SOLD is a series of 25 anonymous portraits of victims of human trafficking in the Netherlands.
The portraits were shot in their rooms in shelters where these women and men temporarily found safety, and a home, and maybe the start of a better life. The clothes they wore were often their only possessions.
The portraits were collaborative efforts between me and the portrayed. We shared ideas and worked together to create portraits that show their strength and beauty, not portraying them as victims.
Being a victim does not define them. These are people, just like us. People who had something terrible happen to them. People who are very strong. To have lived through what happened to them takes a lot of determination and character. They are people with hopes and dreams, and hopefully a better future ahead.
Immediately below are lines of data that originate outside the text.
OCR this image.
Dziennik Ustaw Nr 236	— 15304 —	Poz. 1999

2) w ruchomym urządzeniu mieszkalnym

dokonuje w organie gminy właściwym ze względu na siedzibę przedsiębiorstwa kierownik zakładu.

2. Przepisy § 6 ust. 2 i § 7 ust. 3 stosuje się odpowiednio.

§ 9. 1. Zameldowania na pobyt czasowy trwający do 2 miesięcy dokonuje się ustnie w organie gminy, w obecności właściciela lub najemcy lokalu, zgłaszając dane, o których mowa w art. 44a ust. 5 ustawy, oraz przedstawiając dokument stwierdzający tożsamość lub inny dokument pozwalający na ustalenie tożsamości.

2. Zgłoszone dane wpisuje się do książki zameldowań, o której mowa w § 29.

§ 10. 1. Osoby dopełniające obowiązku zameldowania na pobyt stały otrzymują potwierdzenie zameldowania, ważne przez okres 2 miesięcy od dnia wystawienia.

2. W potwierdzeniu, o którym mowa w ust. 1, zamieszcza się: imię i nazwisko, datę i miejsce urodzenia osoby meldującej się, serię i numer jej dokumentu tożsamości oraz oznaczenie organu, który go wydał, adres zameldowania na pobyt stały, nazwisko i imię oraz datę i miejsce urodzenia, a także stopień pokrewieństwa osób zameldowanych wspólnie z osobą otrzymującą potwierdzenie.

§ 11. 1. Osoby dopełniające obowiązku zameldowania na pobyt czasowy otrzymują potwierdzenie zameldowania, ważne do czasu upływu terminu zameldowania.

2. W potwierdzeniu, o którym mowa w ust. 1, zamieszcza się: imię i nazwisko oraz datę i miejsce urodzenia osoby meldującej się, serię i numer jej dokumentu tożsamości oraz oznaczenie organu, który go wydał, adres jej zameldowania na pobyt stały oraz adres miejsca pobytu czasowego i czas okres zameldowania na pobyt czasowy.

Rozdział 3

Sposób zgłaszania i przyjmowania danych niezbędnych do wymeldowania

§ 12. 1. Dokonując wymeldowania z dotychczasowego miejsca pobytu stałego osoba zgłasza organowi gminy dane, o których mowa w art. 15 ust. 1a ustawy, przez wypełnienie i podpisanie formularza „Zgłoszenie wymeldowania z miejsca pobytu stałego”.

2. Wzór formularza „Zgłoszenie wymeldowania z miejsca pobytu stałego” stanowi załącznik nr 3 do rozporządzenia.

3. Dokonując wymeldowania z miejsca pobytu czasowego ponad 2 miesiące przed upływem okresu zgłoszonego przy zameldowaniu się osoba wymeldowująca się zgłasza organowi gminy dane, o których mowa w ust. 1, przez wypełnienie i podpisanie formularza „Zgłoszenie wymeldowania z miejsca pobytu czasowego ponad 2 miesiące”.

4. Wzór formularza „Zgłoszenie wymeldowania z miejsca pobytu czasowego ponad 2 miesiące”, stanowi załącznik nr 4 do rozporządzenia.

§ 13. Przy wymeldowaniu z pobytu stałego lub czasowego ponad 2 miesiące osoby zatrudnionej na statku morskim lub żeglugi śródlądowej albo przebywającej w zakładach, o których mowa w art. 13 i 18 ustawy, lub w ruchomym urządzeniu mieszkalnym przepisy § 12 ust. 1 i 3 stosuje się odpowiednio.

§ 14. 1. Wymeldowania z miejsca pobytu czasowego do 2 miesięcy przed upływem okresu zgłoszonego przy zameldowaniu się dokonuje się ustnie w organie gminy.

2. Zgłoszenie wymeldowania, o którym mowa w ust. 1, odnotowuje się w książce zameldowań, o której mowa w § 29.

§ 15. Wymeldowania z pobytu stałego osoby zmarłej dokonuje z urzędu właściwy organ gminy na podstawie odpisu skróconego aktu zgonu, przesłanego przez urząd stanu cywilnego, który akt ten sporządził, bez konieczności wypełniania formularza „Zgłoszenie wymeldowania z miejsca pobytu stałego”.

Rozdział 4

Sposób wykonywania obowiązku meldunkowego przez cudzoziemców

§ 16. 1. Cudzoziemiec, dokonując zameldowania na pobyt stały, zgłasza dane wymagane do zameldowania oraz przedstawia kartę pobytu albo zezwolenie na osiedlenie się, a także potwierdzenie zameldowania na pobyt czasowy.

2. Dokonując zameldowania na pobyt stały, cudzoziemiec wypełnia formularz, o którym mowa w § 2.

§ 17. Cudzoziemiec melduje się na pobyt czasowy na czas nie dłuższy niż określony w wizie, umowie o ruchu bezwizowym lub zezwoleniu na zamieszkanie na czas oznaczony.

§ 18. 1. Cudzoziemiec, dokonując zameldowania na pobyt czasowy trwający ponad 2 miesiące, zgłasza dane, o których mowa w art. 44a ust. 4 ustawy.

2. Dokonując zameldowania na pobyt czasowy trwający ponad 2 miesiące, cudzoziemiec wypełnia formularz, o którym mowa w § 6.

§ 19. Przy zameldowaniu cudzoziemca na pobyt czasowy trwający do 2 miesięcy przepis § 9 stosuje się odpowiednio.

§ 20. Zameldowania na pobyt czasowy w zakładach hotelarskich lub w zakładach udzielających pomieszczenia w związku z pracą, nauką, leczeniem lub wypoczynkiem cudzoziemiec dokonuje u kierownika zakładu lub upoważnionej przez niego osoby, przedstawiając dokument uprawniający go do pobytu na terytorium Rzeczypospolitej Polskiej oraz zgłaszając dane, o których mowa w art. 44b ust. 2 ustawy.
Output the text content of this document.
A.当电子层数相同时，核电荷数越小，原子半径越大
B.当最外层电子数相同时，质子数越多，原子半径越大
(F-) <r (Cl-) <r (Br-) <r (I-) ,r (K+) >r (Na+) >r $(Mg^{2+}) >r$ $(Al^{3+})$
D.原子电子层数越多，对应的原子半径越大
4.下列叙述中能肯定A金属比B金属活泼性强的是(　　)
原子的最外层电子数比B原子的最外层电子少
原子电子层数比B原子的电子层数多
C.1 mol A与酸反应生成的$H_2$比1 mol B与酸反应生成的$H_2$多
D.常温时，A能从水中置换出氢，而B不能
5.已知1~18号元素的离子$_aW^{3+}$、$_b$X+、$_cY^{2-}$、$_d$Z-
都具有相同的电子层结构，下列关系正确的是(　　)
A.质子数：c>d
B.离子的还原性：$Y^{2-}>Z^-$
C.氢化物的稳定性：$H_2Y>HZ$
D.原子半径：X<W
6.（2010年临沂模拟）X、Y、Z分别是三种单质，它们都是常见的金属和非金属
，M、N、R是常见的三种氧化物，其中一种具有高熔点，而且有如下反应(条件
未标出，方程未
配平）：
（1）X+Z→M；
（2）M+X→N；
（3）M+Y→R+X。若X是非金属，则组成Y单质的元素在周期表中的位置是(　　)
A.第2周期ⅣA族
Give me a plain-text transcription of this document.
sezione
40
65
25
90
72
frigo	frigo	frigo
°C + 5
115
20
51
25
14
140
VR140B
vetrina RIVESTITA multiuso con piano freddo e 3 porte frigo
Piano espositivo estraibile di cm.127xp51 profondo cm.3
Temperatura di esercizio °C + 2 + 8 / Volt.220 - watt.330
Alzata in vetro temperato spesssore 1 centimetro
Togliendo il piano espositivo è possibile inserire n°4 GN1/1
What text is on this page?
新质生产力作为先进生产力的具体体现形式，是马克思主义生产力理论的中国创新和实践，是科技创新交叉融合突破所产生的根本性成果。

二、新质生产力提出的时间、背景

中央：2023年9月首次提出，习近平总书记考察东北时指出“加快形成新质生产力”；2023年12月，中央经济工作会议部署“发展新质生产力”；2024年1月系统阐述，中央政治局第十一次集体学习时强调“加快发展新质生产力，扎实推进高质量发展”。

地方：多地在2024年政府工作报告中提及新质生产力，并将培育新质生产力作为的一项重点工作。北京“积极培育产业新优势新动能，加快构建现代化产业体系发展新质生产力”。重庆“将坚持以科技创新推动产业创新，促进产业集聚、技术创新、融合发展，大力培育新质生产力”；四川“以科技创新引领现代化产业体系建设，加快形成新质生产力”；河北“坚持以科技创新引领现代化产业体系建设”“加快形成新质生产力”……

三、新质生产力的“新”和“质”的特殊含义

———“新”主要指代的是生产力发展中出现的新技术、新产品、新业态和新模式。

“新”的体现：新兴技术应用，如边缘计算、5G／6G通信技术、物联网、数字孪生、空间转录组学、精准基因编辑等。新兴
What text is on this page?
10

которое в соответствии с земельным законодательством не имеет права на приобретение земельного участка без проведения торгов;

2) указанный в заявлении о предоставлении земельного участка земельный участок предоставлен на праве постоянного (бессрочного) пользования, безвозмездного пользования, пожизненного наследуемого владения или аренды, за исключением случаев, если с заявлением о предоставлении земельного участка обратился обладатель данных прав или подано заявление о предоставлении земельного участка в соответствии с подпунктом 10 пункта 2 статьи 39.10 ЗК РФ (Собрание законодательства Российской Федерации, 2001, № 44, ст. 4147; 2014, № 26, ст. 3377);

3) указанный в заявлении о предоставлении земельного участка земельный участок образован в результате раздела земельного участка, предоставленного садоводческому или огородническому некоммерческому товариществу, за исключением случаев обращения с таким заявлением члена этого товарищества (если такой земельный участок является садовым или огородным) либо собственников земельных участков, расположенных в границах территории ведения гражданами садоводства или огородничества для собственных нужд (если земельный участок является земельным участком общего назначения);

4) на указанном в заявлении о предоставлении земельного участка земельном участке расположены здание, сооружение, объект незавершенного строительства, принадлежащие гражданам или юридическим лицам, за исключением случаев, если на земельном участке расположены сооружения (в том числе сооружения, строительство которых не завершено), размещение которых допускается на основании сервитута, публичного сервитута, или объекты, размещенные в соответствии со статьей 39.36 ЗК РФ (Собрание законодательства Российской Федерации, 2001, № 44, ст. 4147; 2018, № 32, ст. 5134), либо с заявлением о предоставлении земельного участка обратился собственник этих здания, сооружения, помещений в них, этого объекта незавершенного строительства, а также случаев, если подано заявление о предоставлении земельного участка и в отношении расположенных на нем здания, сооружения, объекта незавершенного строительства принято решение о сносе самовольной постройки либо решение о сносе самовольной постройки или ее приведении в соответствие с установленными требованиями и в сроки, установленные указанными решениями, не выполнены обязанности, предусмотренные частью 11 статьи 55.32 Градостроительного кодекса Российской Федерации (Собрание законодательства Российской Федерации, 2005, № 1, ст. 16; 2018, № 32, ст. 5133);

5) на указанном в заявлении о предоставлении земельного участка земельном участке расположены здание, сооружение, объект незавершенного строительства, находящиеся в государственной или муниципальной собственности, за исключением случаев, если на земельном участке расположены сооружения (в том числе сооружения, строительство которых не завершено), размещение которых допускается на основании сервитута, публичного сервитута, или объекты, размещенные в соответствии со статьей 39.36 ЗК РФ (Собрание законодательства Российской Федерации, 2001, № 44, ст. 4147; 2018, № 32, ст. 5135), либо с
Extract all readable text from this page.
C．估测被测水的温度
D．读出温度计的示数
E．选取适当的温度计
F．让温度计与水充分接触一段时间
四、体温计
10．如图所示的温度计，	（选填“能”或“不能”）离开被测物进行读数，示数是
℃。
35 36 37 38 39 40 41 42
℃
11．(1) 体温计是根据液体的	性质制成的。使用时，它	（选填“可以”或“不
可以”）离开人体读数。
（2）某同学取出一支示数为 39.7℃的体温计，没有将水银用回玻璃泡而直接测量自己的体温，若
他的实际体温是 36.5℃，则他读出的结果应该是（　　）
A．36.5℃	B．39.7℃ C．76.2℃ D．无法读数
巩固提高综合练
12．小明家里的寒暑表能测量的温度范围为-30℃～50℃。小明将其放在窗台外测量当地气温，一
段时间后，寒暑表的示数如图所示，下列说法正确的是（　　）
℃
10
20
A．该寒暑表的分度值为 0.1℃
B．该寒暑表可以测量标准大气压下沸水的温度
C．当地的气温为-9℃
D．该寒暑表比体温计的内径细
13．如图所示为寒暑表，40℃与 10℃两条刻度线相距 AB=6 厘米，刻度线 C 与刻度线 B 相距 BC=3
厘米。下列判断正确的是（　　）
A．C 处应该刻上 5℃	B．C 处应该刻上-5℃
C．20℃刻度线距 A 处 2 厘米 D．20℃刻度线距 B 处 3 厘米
The only requirement for the portraits was they had to be anonymous to protect their identities. This is because they are still in danger. Police and the justice department are still investigating these cases. 90% of the perpetrators are never caught.
I worked on this project for two-and-a-half years. It began a few years ago when I was quite surprised to learn there was a shelter for victims of human trafficking in Amsterdam. I never thought this was a problem that occurred in the Netherlands. This information stuck in my head. I wanted to know more and started researching. It took a long while to be able to meet with these brave people, and even longer to earn their trust to make their portraits. I heard many horrifying personal stories, and discovered facts and statistics about human trafficking (locally and worldwide) that are devastating and unfathomable.
I learned that trafficking and slavery is not something that only happens in countries that are “far away.” In fact it is a worldwide problem, and it is close to all of us, no matter where you live.
Some of the people I portrayed have been able to leave the shelters and try to return to normal lives. Many have left the shelters on their own and it is unclear what has become of them. Others fill the rooms at the shelters today. It is an endless stream of victims.